– Молодежь в основном. Но с Украины и Белоруссии уже и пожилые были, а так в основном молодежь.
– Были такие, из окружений сорок первого года?
– Нет, таких не было. Не было у меня в роте людей из окружений.
– Чего больше боялись? Плена, смерти или быть покалеченным?
– Плена, само собой, разумеется… Я говорил, что ходил по ночам с «лимонкой» в руках. А смерти… Молодой еще! Как-то не очень думал об этом. Пожалуй, больше всего – быть покалеченным. Беспомощным оказаться на поле боя. Помощи нет, искалеченный, не дай бог в плен попадешь! Больше всего этого боялся.
– Вы были морально готовы к тому, чтобы использовать последний патрон на себя?
– Я же с «лимонкой» и ходил. Абсолютно не вопрос. Я и ходил по ночам, готовый к смерти в любой момент.
– Скажите, вот мне еще один из командиров говорил, что для солдата самое главное было, чтобы был накормлен, чтобы знал, за что воюет, чтобы верил своему командиру. Вы считаете, что это действительно так? Или что-то еще можете добавить?
– Это правильно. Накормлен, вооружен хорошим оружием. Ну, за что воюет… Солдату в таком большом масштабе, там «за Родину», «за Сталина» – не важно. Ему надо разъяснить, что он за своих близких воюет. Вот это, пожалуй, для него главнее, чем что-то глобальное. Вот сказал, что ты воюешь за мать, сестру, девушку знакомую. Это важно! Близкие в сердце доходят. А так это все правильно.
– Что ближе все-таки, родственники или фронтовое братство? Мне один из солдат уже говорил, что очень много значат конкретно 2–3 человека, группа. Один за другого.

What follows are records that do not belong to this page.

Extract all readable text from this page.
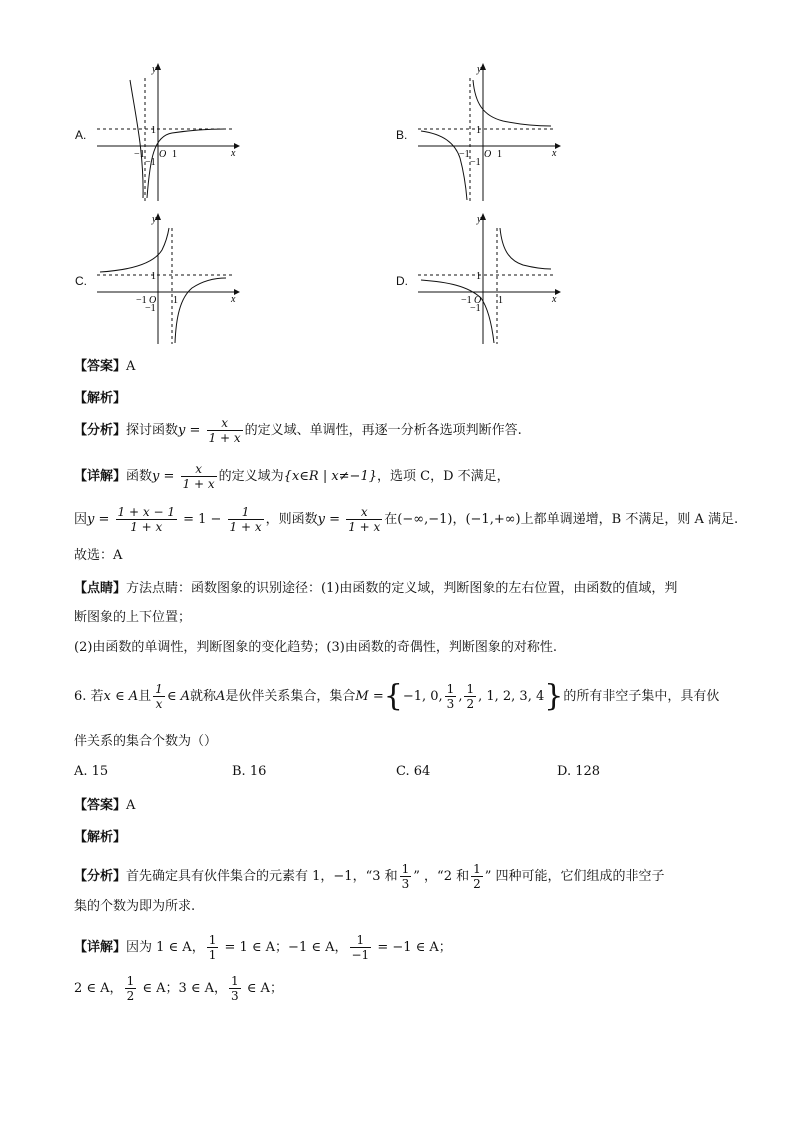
A.	B.
C.	D.
x
y
1
1
−1 O
−1
x
y
1
1
−1 O
−1
x
y
1
1
−1 O
−1
x
y
1
1
−1 O
−1
【答案】A
【解析】
【分析】探讨函数$y = \frac{x}{1 + x}$ 的定义域、单调性，再逐一分析各选项判断作答.
【详解】函数$y = \frac{x}{1 + x}$ 的定义域为{x∈R | x≠−1}，选项 C，D 不满足，
因$y = \frac{1 + x - 1}{1 + x} = 1 - \frac{1}{1 + x}$ ，则函数$y = \frac{x}{1 + x}$ 在(−∞,−1)，(−1,+∞)上都单调递增，B 不满足，则 A 满足.
故选：A
【点睛】方法点睛：函数图象的识别途径：(1)由函数的定义域，判断图象的左右位置，由函数的值域，判
断图象的上下位置；
(2)由函数的单调性，判断图象的变化趋势；(3)由函数的奇偶性，判断图象的对称性.
6. 若x ∈ A且 $\frac{1}{x}$ ∈ A就称A是伙伴关系集合，集合M ={−1, 0, $\frac{1}{3}$ , $\frac{1}{2}$ , 1, 2, 3, 4}的所有非空子集中，具有伙
伴关系的集合个数为（）
A. 15	B. 16	C. 64	D. 128
【答案】A
【解析】
【分析】首先确定具有伙伴集合的元素有 1，−1，“3 和 $\frac{1}{3}$ ” ，“2 和 $\frac{1}{2}$ ” 四种可能，它们组成的非空子
集的个数为即为所求.
【详解】因为 1 ∈ A， $\frac{1}{1} = 1$ ∈ A；−1 ∈ A， $\frac{1}{-1} = -1$ ∈ A；
2 ∈ A， $\frac{1}{2}$ ∈ A；3 ∈ A， $\frac{1}{3}$ ∈ A；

– Конечно. Тут я не делил бы. Я бы параллельно два этих условия поставил. Оба они значимы для человека, для бойца, для солдата. Родственники и эта группка, на которую он надеется в бою. В случае чего они его вытащат в укрытие. Я бы не давал преимущества одному условию, – они параллельны и очень важны.
– Вот Вы были на передовой. Как Вы относились к тем, кто был в тылу? Такая «фронтовая братва» и «тыловые крысы».
– Нет, вы знаете, не было такого отношения. Иногда, знаете, потери в ротах были огромные, приводят мобилизацию тылов. «На котле» стоит 3–4 тысячи человек, а в атаку идти некому. Все правдами и неправдами стараются подальше от передовой пристроиться, примазаться. Чувство самосохранения – это от природы. Никуда не денешься. Страшно в атаку идти. Очень страшно. Тем более быть уверенным, что все пойдут, что рота пойдет. Особенно когда долго в обороне сидела. Но у меня не было случаев, что не пошли. Знаете, если боец не поднимется, его тут же расстреляют. В этом же окопе. Поэтому, конечно, чувство самосохранения – его никуда не денешь, – но тут же рядом чувство выполнения долга. И перед своими родными, и перед страной.
Да, чувство самосохранения человеку от природы дано. А чувство долга надо воспитывать. Длительно, годами, непрерывно, постоянно. Даже в человеке образованном. Это надо воспитывать. Чтобы он на смерть сознательно пошел!